Dalle stanze dell’umile casetta comparvero come una sorpresa le tre figlie di Peppino e Maria: Giovanna, Esterina e Severina. Sarina fu felicissima e subito tutte e quattro si raggrupparono in chiacchierare e confidenze. Stavano al Petraru da due giorni, dovevano raccogliere le mandorle e il ricavato della vendita sarebbe stato tutto per loro.
Le tre sorelle, nate fitte fitte una dopo l’altra, avevano ormai l’età in cui si comincia a pensare all’amore e alla preparazione del corredo nuziale che laggiù era fatto di lenzuola di lino ricamate, di coperte con tralci di rose a punto in croce e di elaborate trine che Maria col suo uncinetto instancabilmente preparava.
La vecchia zia Venera grossa e ridente sedeva immobile su una bassa sedia e non sapeva esprimersi che in dialetto. Maria raccontava di quando le aveva acquistato le prime mutande e non si sa quanto lei ne fosse rimasta contenta perché nella sua lontana giovinezza le donne non avevano indumenti intimi, stavano senza, oppure avevano larghi mutandoni completamente aperti. Venera si era abituata così e quelle mutandine di cotone tutte chiuse e ristrette quasi quasi le davano fastidio!
Peppino accompagnò Salvo nella proprietà e via via gli mostrava i frutti, la vasca con l’acqua, i campi ormai mietuti, lamentando le fatiche, rallegrandosi per le abbondanze. Giunsero all’arancio vaniglia e Peppino ne staccò due frutti.

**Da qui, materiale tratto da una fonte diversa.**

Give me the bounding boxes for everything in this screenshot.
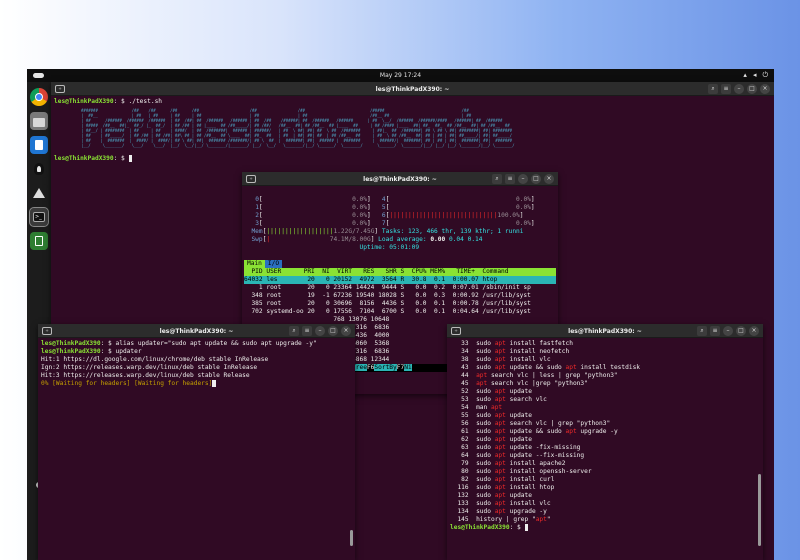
history-line: 64 sudo apt update --fix-missing [450,452,585,459]
terminal-output[interactable]: les@ThinkPadX390: $ ./test.sh [51,96,774,108]
maximize-icon[interactable]: □ [747,84,757,94]
output-line: Hit:1 https://dl.google.com/linux/chrome… [41,356,269,363]
prompt: les@ThinkPadX390 [450,524,510,531]
search-icon[interactable]: ⌕ [492,174,502,184]
output-line: Ign:2 https://releases.warp.dev/linux/de… [41,364,258,371]
prompt: les@ThinkPadX390 [54,98,114,105]
system-tray[interactable]: ▴ ◂ ⏻ [743,71,768,80]
table-row[interactable]: 1 root 20 0 23364 14424 9444 S 0.0 0.2 0… [244,284,556,292]
minimize-icon[interactable]: – [734,84,744,94]
terminal-window-updater[interactable]: + les@ThinkPadX390: ~ ⌕ ≡ – □ × les@Thin… [38,324,355,560]
table-row[interactable]: 702 systemd-oo 20 0 17556 7104 6700 S 0.… [244,308,556,316]
cpu-meters: 0[ 0.0%] 4[ 0.0%] 1[ 0.0%] 5[ 0.0%] 2[ 0… [255,196,535,227]
htop-tabs[interactable]: Main I/O [244,260,283,268]
terminal-output[interactable]: 33 sudo apt install fastfetch 34 sudo ap… [447,338,763,534]
top-bar: May 29 17:24 ▴ ◂ ⏻ [27,69,774,82]
scrollbar[interactable] [350,530,353,546]
history-line: 61 sudo apt update && sudo apt upgrade -… [450,428,618,435]
files-icon[interactable] [30,112,48,130]
title-bar[interactable]: + les@ThinkPadX390: ~ ⌕ ≡ – □ × [447,324,763,338]
title-bar[interactable]: + les@ThinkPadX390: ~ ⌕ ≡ – □ × [38,324,355,338]
terminal-output[interactable]: les@ThinkPadX390: $ alias updater="sudo … [38,338,355,390]
history-line: 63 sudo apt update -fix-missing [450,444,581,451]
close-icon[interactable]: × [544,174,554,184]
history-line: 54 man apt [450,404,503,411]
history-line: 53 sudo apt search vlc [450,396,547,403]
window-title: les@ThinkPadX390: ~ [375,86,450,93]
search-icon[interactable]: ⌕ [697,326,707,336]
network-icon: ▴ [743,71,747,79]
process-table-header[interactable]: PID USER PRI NI VIRT RES SHR S CPU% MEM%… [244,268,556,276]
history-line: 34 sudo apt install neofetch [450,348,570,355]
history-line: 79 sudo apt install apache2 [450,460,566,467]
table-row[interactable]: 64032 les 20 0 20152 4972 3564 R 30.8 0.… [244,276,556,284]
close-icon[interactable]: × [341,326,351,336]
terminal-window-history[interactable]: + les@ThinkPadX390: ~ ⌕ ≡ – □ × 33 sudo … [447,324,763,560]
maximize-icon[interactable]: □ [531,174,541,184]
menu-icon[interactable]: ≡ [710,326,720,336]
command: : $ [113,155,129,162]
minimize-icon[interactable]: – [315,326,325,336]
history-line: 132 sudo apt update [450,492,532,499]
maximize-icon[interactable]: □ [736,326,746,336]
close-icon[interactable]: × [749,326,759,336]
table-row[interactable]: 385 root 20 0 30696 8156 4436 S 0.0 0.1 … [244,300,556,308]
history-line: 56 sudo apt search vlc | grep "python3" [450,420,611,427]
tab-io[interactable]: I/O [264,260,283,268]
desktop: May 29 17:24 ▴ ◂ ⏻ >_ + les@ThinkPadX390… [27,69,774,560]
history-line: 52 sudo apt update [450,388,532,395]
prompt: les@ThinkPadX390 [54,155,114,162]
history-line: 33 sudo apt install fastfetch [450,340,573,347]
title-bar[interactable]: + les@ThinkPadX390: ~ ⌕ ≡ – □ × [51,82,774,96]
history-line: 82 sudo apt install curl [450,476,555,483]
power-icon: ⏻ [762,71,768,79]
volume-icon: ◂ [752,71,757,79]
search-icon[interactable]: ⌕ [708,84,718,94]
menu-icon[interactable]: ≡ [721,84,731,94]
writer-icon[interactable] [30,136,48,154]
mem-meter: Mem[||||||||||||||||||1.22G/7.45G] [251,228,379,235]
tux-icon[interactable] [30,160,48,178]
trash-icon[interactable] [30,232,48,250]
history-line: 145 history | grep "apt" [450,516,551,523]
tab-main[interactable]: Main [244,260,265,268]
menu-icon[interactable]: ≡ [302,326,312,336]
search-icon[interactable]: ⌕ [289,326,299,336]
ascii-banner: ####### /## /## /## /## /## /## /##### /… [81,108,515,148]
history-line: 55 sudo apt update [450,412,532,419]
progress-line: 0% [Waiting for headers] [Waiting for he… [41,380,213,387]
history-line: 43 sudo apt update && sudo apt install t… [450,364,641,371]
history-line: 134 sudo apt upgrade -y [450,508,547,515]
inkscape-icon[interactable] [30,184,48,202]
output-line: Hit:3 https://releases.warp.dev/linux/de… [41,372,250,379]
history-line: 62 sudo apt update [450,436,532,443]
table-row[interactable]: 768 13076 10648 [244,316,556,324]
menu-icon[interactable]: ≡ [505,174,515,184]
minimize-icon[interactable]: – [518,174,528,184]
command: : $ ./test.sh [113,98,163,105]
history-line: 116 sudo apt install htop [450,484,555,491]
minimize-icon[interactable]: – [723,326,733,336]
scrollbar[interactable] [758,474,761,546]
table-row[interactable]: 348 root 19 -1 67236 19540 18028 S 0.0 0… [244,292,556,300]
history-line: 38 sudo apt install vlc [450,356,551,363]
swap-meter: Swp[| 74.1M/8.00G] [251,236,375,243]
clock[interactable]: May 29 17:24 [27,72,774,79]
history-line: 80 sudo apt install openssh-server [450,468,592,475]
title-bar[interactable]: + les@ThinkPadX390: ~ ⌕ ≡ – □ × [242,172,558,186]
terminal-icon[interactable]: >_ [29,207,49,227]
prompt-line[interactable]: les@ThinkPadX390: $ [51,153,135,165]
history-line: 133 sudo apt install vlc [450,500,551,507]
history-line: 44 apt search vlc | less | grep "python3… [450,372,618,379]
chrome-icon[interactable] [30,88,48,106]
maximize-icon[interactable]: □ [328,326,338,336]
close-icon[interactable]: × [760,84,770,94]
history-line: 45 apt search vlc |grep "python3" [450,380,588,387]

Erano arance bianche dolcissime, dal gusto stucchevole, quasi impossibile per un agrume.
Bevvero acqua fresca e fine versata da eleganti brocche di terracotta, sotto la loggia del Petraru seduti tutti insieme.
Poi Maria prese i limoni e iniziò a sbucciarli. Dissero che sulla buccia c’era stato dato qualcosa, che forse poteva far male e quindi era meglio sbucciarli. Con un coltellino Maria tolse con delicatezza un finissimo strato, quello giallo.
I frutti che venivano offerti erano i verdelli, i limoni che si raccolgono in estate, ed erano grossi, belli, non come quelli che arrivano nelle città del continente, piccoli, striminziti, loro quelli lì non li raccoglievano, lasciavano che cadessero a terra. Nemmeno per i porci erano buoni.
Peppino vantava i limoni raccolti nel loro giardino che non era lì al Petraru, ma in paese, a Scifì, vicino alla loro casa.
Intanto Maria tagliava i limoni già privi della buccia e ne distribuiva le spesse fette dicendo che si potevano gustare così com’erano, non avevano bisogno di zucchero.
Sarina li assaggiò e non le parvero così tanto dolci, ma per rispetto dei presenti tacque e mangiò come loro ed insieme a loro.
Poi alla fine arrivò l’ora del ritorno, tutti insieme andarono a piedi a Scifì e da lì Sarina e Salvo dopo i saluti, gli abbracci, gli appuntamenti tra una settimana, un mese, un anno, risalirono verso la montagna con la corriera.